Hydrostone is bordered in the northeast by Novalea Drive (which continues to become Gottingen Street), where the 7A/7B runs, and it is surrounded by one-off local businesses in otherwise residential areas. This allows residents easy access to shops, cafes, markets, and restaurants. In many parts of the U.S. and Canada, new development has forced small-scale retail through zoning practices and perceived economic incentives through a lens of car-centrism. One business like this that I had planned on going to is called Sweet & Sassy, an authentic Caribbean/Fusions breakfast place.
In my neighborhood of Squirrel Hill in Pittsburgh, there are a few of these important businesses, including my personal favorite, Pigeon Bagels.
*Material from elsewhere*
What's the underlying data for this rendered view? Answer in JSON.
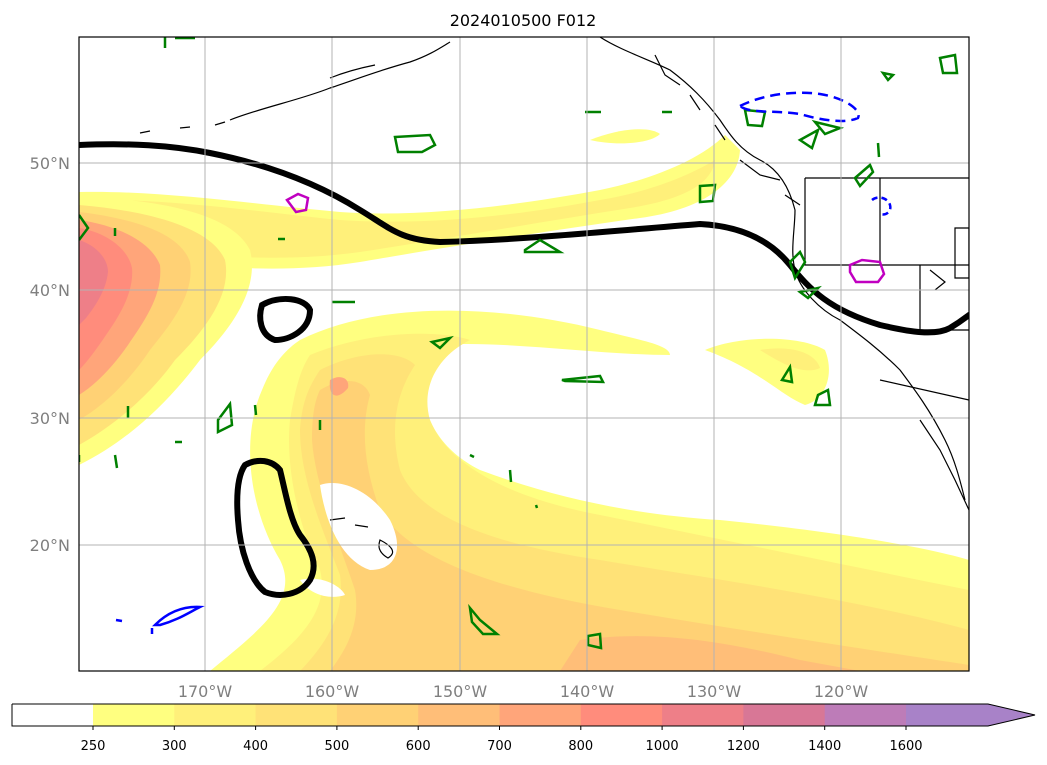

No matter where you go across Pittsburgh, Pigeon serves as an anchor to this micro-neighborhood within Squirrel Hill. These businesses do not even have to be known across the city. McKennas Diner in Savin Hill, Dorchester, Boston, serves as a similar anchor to connect the neighborhood. These shops serve as local landmarks and are integral to our neighborhood’s thriving.
In my time in the city, I kept concluding that the urban development in Halifax is a better outcome of many of the American cities that I have lived in and visited. For example, architecture in the South End reminded me a lot of the Oakland neighborhood of Pittsburgh, but felt much safer and less run-down. Hilly urban parts of Downtown felt a lot like Providence, RI, but livelier. Agricola St’s local business in the North End felt like parts of Portland, ME, but more active. The waterfront’s business-lined boardwalks reminded me of Old Town Alexandria, but more extensive, cultured, and diverse.
Neighborhoods in small and midsize cities like the ones mentioned above have the voice to push for more investment and zoning reforms to build more people-centric infrastructure, like I saw in Halifax.
This isn’t to say that Halifax does not suffer from many of the same issues tied to car-centricity as many other American and Canadian cities; there are tons of surface-level parking lots, a lack of access anywhere outside the city for non-drivers, and cyclists functionally being second-class citizens on the roads. However, Halifax is working through these issues.
Photo Spotlights:
I saw a sign that specifically denoted this neighborhood was designed to be traffic-calmed, one of my most frequently used buzzwords.
It was lovely to see this street art used in conjunction with concrete and flex posts to make this intersection safer by reducing crossing distance and narrowing the street, at little cost to the city.
Throughout the city, I found a few maritime-themed decorative bike racks, which add practicality to the space while enhancing its visual appeal.
This is a bike lane separated from a wide sidewalk by some greenery next to a park, just like I saw about 2 months ago in Taiwan at Daan Park in Taipei. Infrastructure like this is ideal for all road users to get their own space and access to public parks.
While left turn boxes are used in many cities that I have been to, including right on the University of Pittsburgh’s campus, it is excellent to see instructions on the road to see how to use them.
While this one is very dilapidated, much of Halifax is covered in this type of housing; a two-floor version of Boston’s triple-decker. It’s great to see dense housing in a less dense city.













Halifax looks like it could be the blueprint for other cities in North America could follow.